La Fiesta di San Fermín

Sono già in Italia, eppure puzzo ancora di spumante da 80 cent, non sono più vestito di bianco e rosso, eppure ancora mi viene da aggiustarmi la sciarpa legata in vita. Già, perché dopo una giornata passata a cantare, bere, gridare, dormire in terra in Plaza del Castillo, poi ritornare a bere e a ballare, un certo odore ti rimane sulla pelle.

 

E’ l’odore di Pamplona, della sua gente, dei tanti turisti inglesi e americani, di San Fermín, che più che un santo ricorda più il Bacco della mitologia pagana vista la sua capacità di far bere oltre ogni limite i propri fedeli. E così tra un patxaran e l’altro ti può capitare di vedere qualcuno improvvisarsi medico e soccorrere un inglese dal tasso alcolico elevatissimo, baschi allegri che si passano otri di vino e cantano a squarciagola, amanti del vecchio Hemingway che si addormentano ubriachi sulle poltroncine del caffè Iruna, dove il grande scrittore amava sorseggiare Whisky&Soda e Vermut a qualsiasi ora del giorno, parlando di tori e di corride con qualche amico basco o con i propri compagni di viaggio. Durante la notte il livello di follia raggiunge livelli inimmaginabili. Da ogni parte c’è un palco, un concerto, uno spettacolo, senza contare i bar, che alle 6 del mattino sono ancora colmi di gente festante.

 

E poi c’è  lui, il vero re di San Fermín. Il Toro. Quando il sole comincia ad illuminare timidamente la città la gente si accalca alle transenne dell’encierro e prende posto nella speranza di vedere, magari per un secondo, gli enormi tori neri che corrono verso l’arena. Il percorso si riempie di corridori di qualsiasi età e nazionalità. Chi ride e scherza, chi fa stretching, chi ha la faccia impaurita e forse anche una mezza idea di rinunciare. Chi lo fa davvero, e scavalca la recinzione, rimandando tutto al giorno seguente, o magari al prossimo anno. C’è anche una donna. Avrà quarant’anni, non sembra impaurita.
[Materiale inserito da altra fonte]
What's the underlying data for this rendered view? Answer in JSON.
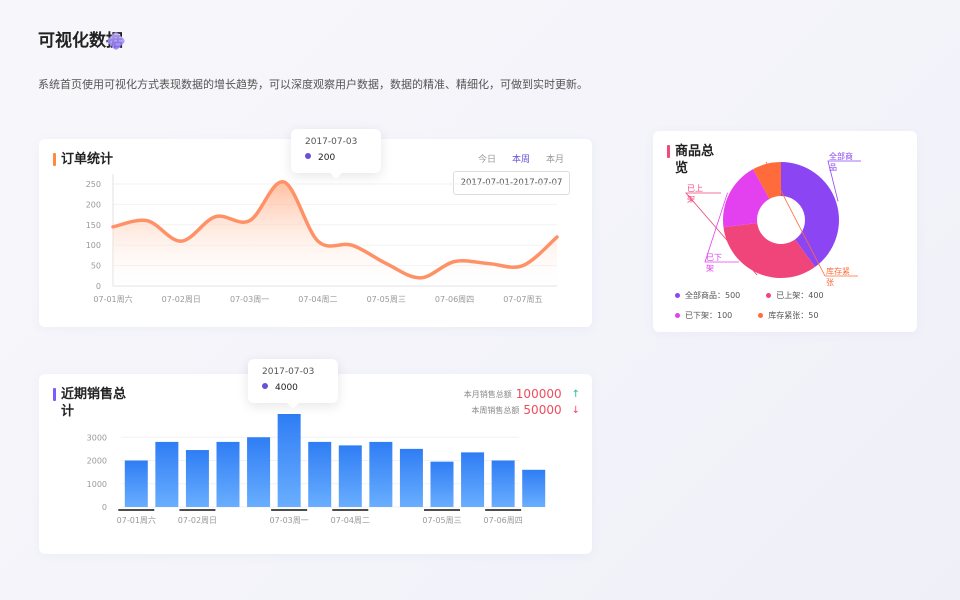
{
  "page": {
    "title": "可视化数据",
    "description": "系统首页使用可视化方式表现数据的增长趋势，可以深度观察用户数据，数据的精准、精细化，可做到实时更新。"
  },
  "order_card": {
    "title": "订单统计",
    "tabs": [
      "今日",
      "本周",
      "本月"
    ],
    "active_tab": "本周",
    "date_range": "2017-07-01-2017-07-07",
    "tooltip": {
      "date": "2017-07-03",
      "value": "200"
    }
  },
  "sales_card": {
    "title": "近期销售总计",
    "month_label": "本月销售总额",
    "month_value": "100000",
    "month_trend": "↑",
    "week_label": "本周销售总额",
    "week_value": "50000",
    "week_trend": "↓",
    "tooltip": {
      "date": "2017-07-03",
      "value": "4000"
    }
  },
  "goods_card": {
    "title": "商品总览",
    "legend": [
      "全部商品：500",
      "已上架：400",
      "已下架：100",
      "库存紧张：50"
    ]
  },
  "chart_data": [
    {
      "type": "area",
      "x": [
        "07-01周六",
        "",
        "07-02周日",
        "",
        "07-03周一",
        "",
        "07-04周二",
        "",
        "07-05周三",
        "",
        "07-06周四",
        "",
        "07-07周五",
        ""
      ],
      "values": [
        145,
        160,
        110,
        170,
        160,
        255,
        110,
        100,
        55,
        20,
        60,
        55,
        50,
        120
      ],
      "ylim": [
        0,
        250
      ],
      "yticks": [
        0,
        50,
        100,
        150,
        200,
        250
      ],
      "color": "#ff9166"
    },
    {
      "type": "bar",
      "categories": [
        "07-01周六",
        "",
        "07-02周日",
        "",
        "",
        "07-03周一",
        "",
        "07-04周二",
        "",
        "",
        "07-05周三",
        "",
        "07-06周四",
        ""
      ],
      "values": [
        2000,
        2800,
        2450,
        2800,
        3000,
        4000,
        2800,
        2650,
        2800,
        2500,
        1950,
        2350,
        2000,
        1600
      ],
      "ylim": [
        0,
        4000
      ],
      "yticks": [
        0,
        1000,
        2000,
        3000
      ],
      "color": "#3a86f5"
    },
    {
      "type": "pie",
      "labels": [
        "全部商品",
        "已上架",
        "已下架",
        "库存紧张"
      ],
      "values": [
        500,
        400,
        100,
        50
      ],
      "colors": [
        "#8b45f3",
        "#f0457a",
        "#e340f0",
        "#ff6b3a"
      ]
    }
  ]
}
Almeno non più dei suoi colleghi maschi.

 

Alle otto in punto parte il primo razzo, e il gruppo di corridori comincia a frantumarsi. Chi comincia ad avviarsi lungo il percorso, chi resta in posizione ad aspettare coraggiosamente i tori. I volti degli uomini in bianco e rosso cominciano a farsi tesi, annuncio del pericolo imminente. Poi succede tutto d’improvviso. Cinque tori neri passano di corsa tra i corridori impauriti, accompagnati da qualche manzo. Qualche partecipante è già soddisfatto del proprio atto e si ferma a scambiare calorose strette di mano con i compagni. Ma il grosso del gruppo corre, teme, soffre. L’uomo contro il toro, la paura contro il pericolo, il coraggio. Così i due esseri entrano in simbiosi, e i coraggiosi uomini in bianco e rosso e con un quotidiano nella mano accompagnano i tori nell’arena, abbandonandoli al loro destino, che li vede protagonisti delle corride che animeranno il pomeriggio pamplonese.

 

A questo punto la fiesta rallenta un poco. La gente riposa qualche ora, chi in casa, chi in albergo, chi in qualche prato. Mancano ancora sette giorni alla fine de los Sanfermines. Già, altri sette giorni di balli, di bevute, di tori e di corride. Mi viene in mente la scritta che campeggiava sulla maglietta di un tranquillo padre di famiglia con figlioletto in spalla, che recitava “non c’è niente come San Firmino”.